Published by McGraw-Hill Education
ISBN 10: 007351117X
ISBN 13: 978-0-07351-117-7

Chapter 24 - Problems - Page 1096: 24.82

Answer

See explanation below.

Work Step by Step

Find the mass of the actual particles and subtract from the mass of the isotope. That difference is the mass defect, which will be equivalent to the bonding energy according to E = mc^2. Divide the energy by the number of nucleons (protons and neutrons) and you've got the binding energy per nucleon.
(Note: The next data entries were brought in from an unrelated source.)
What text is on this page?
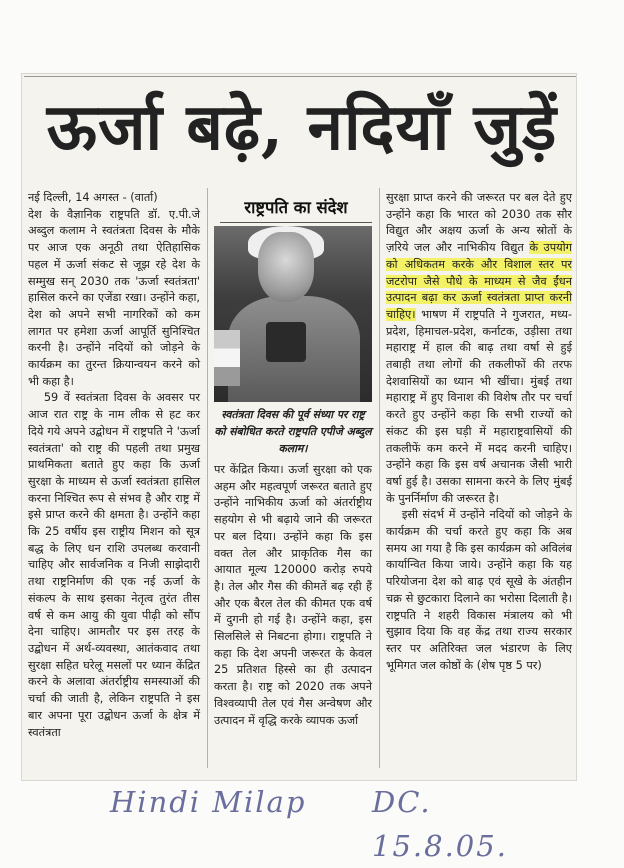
ऊर्जा बढ़े, नदियाँ जुड़ें

नई दिल्ली, 14 अगस्त - (वार्ता)

देश के वैज्ञानिक राष्ट्रपति डॉ. ए.पी.जे अब्दुल कलाम ने स्वतंत्रता दिवस के मौके पर आज एक अनूठी तथा ऐतिहासिक पहल में ऊर्जा संकट से जूझ रहे देश के सम्मुख सन् 2030 तक 'ऊर्जा स्वतंत्रता' हासिल करने का एजेंडा रखा। उन्होंने कहा, देश को अपने सभी नागरिकों को कम लागत पर हमेशा ऊर्जा आपूर्ति सुनिश्चित करनी है। उन्होंने नदियों को जोड़ने के कार्यक्रम का तुरन्त क्रियान्वयन करने को भी कहा है।

59 वें स्वतंत्रता दिवस के अवसर पर आज रात राष्ट्र के नाम लीक से हट कर दिये गये अपने उद्बोधन में राष्ट्रपति ने 'ऊर्जा स्वतंत्रता' को राष्ट्र की पहली तथा प्रमुख प्राथमिकता बताते हुए कहा कि ऊर्जा सुरक्षा के माध्यम से ऊर्जा स्वतंत्रता हासिल करना निश्चित रूप से संभव है और राष्ट्र में इसे प्राप्त करने की क्षमता है। उन्होंने कहा कि 25 वर्षीय इस राष्ट्रीय मिशन को सूत्र बद्ध के लिए धन राशि उपलब्ध करवानी चाहिए और सार्वजनिक व निजी साझेदारी तथा राष्ट्रनिर्माण की एक नई ऊर्जा के संकल्प के साथ इसका नेतृत्व तुरंत तीस वर्ष से कम आयु की युवा पीढ़ी को सौंप देना चाहिए। आमतौर पर इस तरह के उद्बोधन में अर्थ-व्यवस्था, आतंकवाद तथा सुरक्षा सहित घरेलू मसलों पर ध्यान केंद्रित करने के अलावा अंतर्राष्ट्रीय समस्याओं की चर्चा की जाती है, लेकिन राष्ट्रपति ने इस बार अपना पूरा उद्बोधन ऊर्जा के क्षेत्र में स्वतंत्रता

राष्ट्रपति का संदेश
स्वतंत्रता दिवस की पूर्व संध्या पर राष्ट्र को संबोधित करते राष्ट्रपति एपीजे अब्दुल कलाम।

पर केंद्रित किया। ऊर्जा सुरक्षा को एक अहम और महत्वपूर्ण जरूरत बताते हुए उन्होंने नाभिकीय ऊर्जा को अंतर्राष्ट्रीय सहयोग से भी बढ़ाये जाने की जरूरत पर बल दिया। उन्होंने कहा कि इस वक्त तेल और प्राकृतिक गैस का आयात मूल्य 120000 करोड़ रुपये है। तेल और गैस की कीमतें बढ़ रही हैं और एक बैरल तेल की कीमत एक वर्ष में दुगनी हो गई है। उन्होंने कहा, इस सिलसिले से निबटना होगा। राष्ट्रपति ने कहा कि देश अपनी जरूरत के केवल 25 प्रतिशत हिस्से का ही उत्पादन करता है। राष्ट्र को 2020 तक अपने विश्वव्यापी तेल एवं गैस अन्वेषण और उत्पादन में वृद्धि करके व्यापक ऊर्जा

सुरक्षा प्राप्त करने की जरूरत पर बल देते हुए उन्होंने कहा कि भारत को 2030 तक सौर विद्युत और अक्षय ऊर्जा के अन्य स्रोतों के ज़रिये जल और नाभिकीय विद्युत के उपयोग को अधिकतम करके और विशाल स्तर पर जटरोपा जैसे पौधे के माध्यम से जैव ईंधन उत्पादन बढ़ा कर ऊर्जा स्वतंत्रता प्राप्त करनी चाहिए। भाषण में राष्ट्रपति ने गुजरात, मध्य-प्रदेश, हिमाचल-प्रदेश, कर्नाटक, उड़ीसा तथा महाराष्ट्र में हाल की बाढ़ तथा वर्षा से हुई तबाही तथा लोगों की तकलीफों की तरफ देशवासियों का ध्यान भी खींचा। मुंबई तथा महाराष्ट्र में हुए विनाश की विशेष तौर पर चर्चा करते हुए उन्होंने कहा कि सभी राज्यों को संकट की इस घड़ी में महाराष्ट्रवासियों की तकलीफें कम करने में मदद करनी चाहिए। उन्होंने कहा कि इस वर्ष अचानक जैसी भारी वर्षा हुई है। उसका सामना करने के लिए मुंबई के पुनर्निर्माण की जरूरत है।

इसी संदर्भ में उन्होंने नदियों को जोड़ने के कार्यक्रम की चर्चा करते हुए कहा कि अब समय आ गया है कि इस कार्यक्रम को अविलंब कार्यान्वित किया जाये। उन्होंने कहा कि यह परियोजना देश को बाढ़ एवं सूखे के अंतहीन चक्र से छुटकारा दिलाने का भरोसा दिलाती है। राष्ट्रपति ने शहरी विकास मंत्रालय को भी सुझाव दिया कि वह केंद्र तथा राज्य सरकार स्तर पर अतिरिक्त जल भंडारण के लिए भूमिगत जल कोष्ठों के (शेष पृष्ठ 5 पर)

Hindi Milap DC. 15.8.05.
Mass of particles in I-131 nucleus 53 protons x 1.0073 amu/proton = 53.3869 amu 78 neutrons x 1.0087 amu/neutron = 78.6786 amu Total mass of particles = 132.0655 Mass defect = 132.0655 - 130.9061 = 1.1594 amu Convert to kilograms, and get 1.9252 × 10^-27 kilograms E = mc^2 = 1.9252 × 10^-27 kg x (3.00x10^8 m/s)^2 = 1.7327 x 10^-10 J Binding energy per nucleon = 1.7327 x 10^-10 J / 131 = 1.3227 x 10^-12 J/nucleon or 8.2553 MeV per nucleon.